We had a number for the effect of the crutch—48%. There are a number of good reasons to be skeptical of this number (and I hope someone does some more and better research on this in the future), but if we’re even in the ballpark, that’s pretty unsettling.

If all technology does something like this, what are we doing to ourselves?

This story does have a happy ending, but I need to save that for Chapter 2, “Will Assistants Doom Us to ‘Stupidity’?” For now, I want to note that despite this finding, I’m not saying that Google Maps is badly designed. I’ve been in software design for over 30 years. I lean on that experience to say that Google Maps is very well-designed. (At least in the commonly understood scope of that term.)

Consider how it assists: It can help you look up and even disambiguate a destination address in seconds. It finds the best route from a huge number of possible routes, taking into consideration your preferences and current traffic. It provides an overview of your route and then walks you through each step and will automatically reroute you if you take a turn off the suggested route.
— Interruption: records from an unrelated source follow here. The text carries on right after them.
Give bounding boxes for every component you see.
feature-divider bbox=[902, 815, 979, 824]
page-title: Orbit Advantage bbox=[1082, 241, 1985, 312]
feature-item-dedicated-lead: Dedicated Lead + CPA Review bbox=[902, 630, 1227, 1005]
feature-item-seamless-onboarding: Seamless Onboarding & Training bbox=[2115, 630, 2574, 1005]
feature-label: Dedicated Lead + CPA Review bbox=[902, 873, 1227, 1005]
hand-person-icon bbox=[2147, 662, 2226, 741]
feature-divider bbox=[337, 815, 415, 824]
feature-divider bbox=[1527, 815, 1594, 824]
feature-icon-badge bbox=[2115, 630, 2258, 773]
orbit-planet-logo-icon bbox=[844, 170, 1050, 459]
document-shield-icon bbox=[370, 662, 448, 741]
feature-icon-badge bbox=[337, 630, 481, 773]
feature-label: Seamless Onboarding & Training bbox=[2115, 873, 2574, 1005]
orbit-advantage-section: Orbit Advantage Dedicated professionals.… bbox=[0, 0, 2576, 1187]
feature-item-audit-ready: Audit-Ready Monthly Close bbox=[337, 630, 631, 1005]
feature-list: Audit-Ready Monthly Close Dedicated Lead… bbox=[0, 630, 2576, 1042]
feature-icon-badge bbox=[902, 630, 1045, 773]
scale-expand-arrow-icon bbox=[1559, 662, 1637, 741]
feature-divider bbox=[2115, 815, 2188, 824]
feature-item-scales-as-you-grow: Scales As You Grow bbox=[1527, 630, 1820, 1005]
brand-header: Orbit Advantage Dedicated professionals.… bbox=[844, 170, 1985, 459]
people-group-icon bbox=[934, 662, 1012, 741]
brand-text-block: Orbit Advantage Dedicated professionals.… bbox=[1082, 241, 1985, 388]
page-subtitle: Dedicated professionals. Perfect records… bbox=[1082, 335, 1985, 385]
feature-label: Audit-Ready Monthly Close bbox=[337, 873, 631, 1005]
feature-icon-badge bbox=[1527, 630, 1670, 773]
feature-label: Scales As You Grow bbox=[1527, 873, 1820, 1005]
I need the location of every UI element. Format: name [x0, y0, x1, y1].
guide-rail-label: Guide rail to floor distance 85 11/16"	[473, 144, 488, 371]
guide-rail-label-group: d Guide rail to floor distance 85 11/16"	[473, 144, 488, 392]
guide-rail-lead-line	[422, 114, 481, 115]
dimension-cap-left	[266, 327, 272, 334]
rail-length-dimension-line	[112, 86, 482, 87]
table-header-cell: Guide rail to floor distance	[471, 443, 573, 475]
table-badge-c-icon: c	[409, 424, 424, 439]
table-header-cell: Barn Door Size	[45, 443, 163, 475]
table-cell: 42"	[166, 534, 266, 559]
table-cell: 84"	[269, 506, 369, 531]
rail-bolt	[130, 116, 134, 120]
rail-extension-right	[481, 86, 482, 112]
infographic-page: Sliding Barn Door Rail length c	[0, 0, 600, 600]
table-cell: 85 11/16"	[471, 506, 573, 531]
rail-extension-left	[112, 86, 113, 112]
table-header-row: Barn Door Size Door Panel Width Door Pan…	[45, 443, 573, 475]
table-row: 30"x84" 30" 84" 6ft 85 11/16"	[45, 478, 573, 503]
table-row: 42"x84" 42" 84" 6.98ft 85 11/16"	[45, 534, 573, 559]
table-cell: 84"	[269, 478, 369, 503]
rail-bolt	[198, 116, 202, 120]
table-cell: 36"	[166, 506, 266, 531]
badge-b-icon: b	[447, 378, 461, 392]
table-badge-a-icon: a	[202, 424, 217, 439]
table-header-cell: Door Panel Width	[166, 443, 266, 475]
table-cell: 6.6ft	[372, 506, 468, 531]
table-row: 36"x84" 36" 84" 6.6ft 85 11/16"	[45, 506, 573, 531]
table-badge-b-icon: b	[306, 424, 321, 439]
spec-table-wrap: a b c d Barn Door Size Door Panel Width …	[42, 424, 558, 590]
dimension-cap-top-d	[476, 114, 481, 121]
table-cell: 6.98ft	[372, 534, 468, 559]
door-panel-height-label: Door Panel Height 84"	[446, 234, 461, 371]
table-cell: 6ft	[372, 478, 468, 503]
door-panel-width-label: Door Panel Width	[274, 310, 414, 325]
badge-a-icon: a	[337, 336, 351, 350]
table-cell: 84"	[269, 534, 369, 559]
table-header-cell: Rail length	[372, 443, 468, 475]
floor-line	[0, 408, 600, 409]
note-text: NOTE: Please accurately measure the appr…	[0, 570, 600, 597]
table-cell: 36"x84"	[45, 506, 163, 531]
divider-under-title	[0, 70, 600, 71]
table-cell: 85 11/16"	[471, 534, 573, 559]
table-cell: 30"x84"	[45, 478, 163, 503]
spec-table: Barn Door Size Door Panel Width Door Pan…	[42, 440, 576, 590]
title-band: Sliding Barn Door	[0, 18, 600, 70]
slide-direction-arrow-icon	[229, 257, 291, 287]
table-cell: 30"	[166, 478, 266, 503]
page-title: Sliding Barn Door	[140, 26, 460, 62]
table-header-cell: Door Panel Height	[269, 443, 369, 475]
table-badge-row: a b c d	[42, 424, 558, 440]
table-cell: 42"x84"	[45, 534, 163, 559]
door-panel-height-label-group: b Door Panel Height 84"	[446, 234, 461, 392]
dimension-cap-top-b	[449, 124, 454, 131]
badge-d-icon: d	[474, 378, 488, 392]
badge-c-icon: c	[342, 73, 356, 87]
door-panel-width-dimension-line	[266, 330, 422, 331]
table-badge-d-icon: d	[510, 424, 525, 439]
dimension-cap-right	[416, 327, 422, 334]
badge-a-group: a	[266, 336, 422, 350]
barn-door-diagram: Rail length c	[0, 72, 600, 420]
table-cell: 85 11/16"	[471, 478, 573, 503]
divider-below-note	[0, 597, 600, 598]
En route it constantly checks traffic conditions, and if it finds a shorter route because of changing conditions, it will offer it to you as an alternative.

It has some ad-like prioritization of landmarks, i.e., turn left at the Church’s Chicken, so is a little enshittified (to use Cory Doctorow’s fantastic term), but it’s not over the top. It never feels like that overwhelms the experience. Map displays can be dense bricks of information, but the visual design here makes it legible at a glance, even while driving up to freeway speeds. It has a memory, so familiar destinations are easy to select. It provides both an overview for long-term understanding of the route and a concrete next steps with road names, lane suggestions, and icons for telegraphing turns. It has a turn-by-turn display mode for drivers who prefer that. It has
multiple audio modes for silence, only hearing traffic-based updates on familiar routes, and turn-by-turn audio for unfamiliar routes. It provides drivers with real-time traffic information via color coding, sets expectations by letting drivers know how long slow patches are predicted to last, shows icons along the route to highlight common roadside incidents, and gives the option to submit any incidents that you find. In my years of using it, the predicted arrival time has always been eerily precise.

With all these features, you might think it could be overwhelming, but, no, it feels straightforward. It’s easy to use. If you’re a frequent user, you might even have forgotten it does all this stuff, and that’s a testament to how well-designed it is. It just works. It’s a highly usable assistant.

And usable is important. But when you start looking at the bigger picture, usable is no longer enough. Because you need technology to also not make you dependent, de-skilled, or stupid, even while it’s assisting you to do more than ever before.